Sports vs Advertisement Classifier!
This repository contains the code used to collect data, preprocess data, train a PyTorch model, and make predictions on new images. Advertisements are distracting, and the objective of this project is to mute these advertisements when they are on and only unmute when the sports game returns.
Researched and implemented efficient neural network architectures designed to run on low-memory, low-power devices
modeling/architectures directory
-
SqueezeNet: https://arxiv.org/abs/1602.07360
-
MobileNet: https://arxiv.org/abs/1704.04861
-
ShuffleNet: https://arxiv.org/abs/1707.01083
-
GhostNet: https://arxiv.org/abs/1911.11907
-
Model, training, and data augmentation hyperparameters are all subject to cross validation
-
Different architectures and hyperparameter configurations are able to run seamlessly via changing keys in the config.yaml file
-
Implemented custom logging classes to identify gradient problems, log worst model predictions, and log performance metrics of interest
-
See Weights & Biases training report here https://api.wandb.ai/links/antonryoung02_org/g0l4czrq
- Fetched and sorted through query results to gather over 12,000 representative images to classify Ad, Football, Basketball, Baseball, and Hockey images
-
App allows for one-click start, screen share selection with Apple's ScreenCaptureKit API, and user settings to customize prediction speed and moving average buffer size.
-
Core logic is separated from the application and is thoroughly unit-tested
https://www.youtube.com/watch?v=6U6-YJ1yjoQ
Implemented MobileNet, ShuffletNet, and GhostNet architectures
Moved all pipeline hyperparameters to a .yaml config file
Gathered baseball & basketball datasets and shifted to multiclass classification learning
Recreated Ads dataset with higher quality data
I stopped using copyright data to train my model.

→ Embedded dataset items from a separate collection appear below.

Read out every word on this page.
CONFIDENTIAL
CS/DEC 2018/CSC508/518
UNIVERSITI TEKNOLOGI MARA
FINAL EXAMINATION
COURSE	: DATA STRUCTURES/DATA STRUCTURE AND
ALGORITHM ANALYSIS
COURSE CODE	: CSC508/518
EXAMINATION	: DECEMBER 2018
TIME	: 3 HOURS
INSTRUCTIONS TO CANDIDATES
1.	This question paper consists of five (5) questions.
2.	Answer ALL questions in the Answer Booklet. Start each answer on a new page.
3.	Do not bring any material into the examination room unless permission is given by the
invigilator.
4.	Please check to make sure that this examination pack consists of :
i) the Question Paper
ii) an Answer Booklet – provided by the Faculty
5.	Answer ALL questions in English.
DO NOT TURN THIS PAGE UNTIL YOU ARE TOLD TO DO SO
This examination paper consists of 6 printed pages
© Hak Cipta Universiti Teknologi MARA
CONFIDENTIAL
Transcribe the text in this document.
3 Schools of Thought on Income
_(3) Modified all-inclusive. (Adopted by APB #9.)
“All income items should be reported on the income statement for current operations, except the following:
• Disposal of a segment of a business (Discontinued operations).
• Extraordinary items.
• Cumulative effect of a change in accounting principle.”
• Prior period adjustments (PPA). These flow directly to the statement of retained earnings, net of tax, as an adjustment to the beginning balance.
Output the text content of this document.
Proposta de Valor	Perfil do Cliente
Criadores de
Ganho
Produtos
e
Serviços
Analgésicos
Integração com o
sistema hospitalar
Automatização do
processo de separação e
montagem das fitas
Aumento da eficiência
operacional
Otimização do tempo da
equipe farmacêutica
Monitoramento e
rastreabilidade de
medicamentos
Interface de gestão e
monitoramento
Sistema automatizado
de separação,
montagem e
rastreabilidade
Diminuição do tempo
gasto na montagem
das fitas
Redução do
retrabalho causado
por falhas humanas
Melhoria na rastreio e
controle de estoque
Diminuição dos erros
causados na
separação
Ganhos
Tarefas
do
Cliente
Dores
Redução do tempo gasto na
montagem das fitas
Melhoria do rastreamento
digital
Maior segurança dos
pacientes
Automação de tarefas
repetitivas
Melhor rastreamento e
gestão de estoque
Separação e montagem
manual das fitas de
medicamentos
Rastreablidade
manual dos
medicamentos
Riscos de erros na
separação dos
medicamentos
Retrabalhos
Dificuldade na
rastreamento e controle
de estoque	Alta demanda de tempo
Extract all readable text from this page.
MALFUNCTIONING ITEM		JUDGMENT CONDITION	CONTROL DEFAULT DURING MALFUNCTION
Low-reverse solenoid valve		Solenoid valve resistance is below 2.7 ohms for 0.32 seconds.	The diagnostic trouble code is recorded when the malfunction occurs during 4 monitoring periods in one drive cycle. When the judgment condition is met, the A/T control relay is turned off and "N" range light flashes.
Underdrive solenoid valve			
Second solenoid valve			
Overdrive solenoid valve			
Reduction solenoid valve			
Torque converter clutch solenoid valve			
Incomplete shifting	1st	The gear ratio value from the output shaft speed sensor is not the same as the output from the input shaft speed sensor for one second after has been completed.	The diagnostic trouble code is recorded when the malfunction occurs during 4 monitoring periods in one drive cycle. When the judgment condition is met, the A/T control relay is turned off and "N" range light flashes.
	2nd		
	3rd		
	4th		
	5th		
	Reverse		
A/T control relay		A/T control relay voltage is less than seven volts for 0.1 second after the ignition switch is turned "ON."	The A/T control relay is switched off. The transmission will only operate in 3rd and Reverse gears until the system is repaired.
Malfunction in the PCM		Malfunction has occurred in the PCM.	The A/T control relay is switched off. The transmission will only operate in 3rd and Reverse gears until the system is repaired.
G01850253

Instead, I gathered for commercial use sports images from Openverse
Added model conversions to coreML format for use within in a macOS application (Model inference on coreML for Mac M1 is < 1ms)
I switched from pytorch to pytorch lightning for a more organized training procedure and better compatability with Weights & Biases.
I moved the data augmentation to occur after the train/val split to avoid data leakage, and I implemented a SqueezeNet architecture which led to better performance with fewer parameters.
I reduced image size to 224x224 and used a more standard architecture with 2 convolutional/relu layers followed by a max pooling. I added a second dense layer so that the network can learn a nonlinear transformation of the feature maps.
My previous commits ran a grid search and then immediately saved the best model weights of the model with the best AUC. Because classifiers have so many tradeoffs between metrics, I decided to add a PerformanceTracker class so that I can compare models later.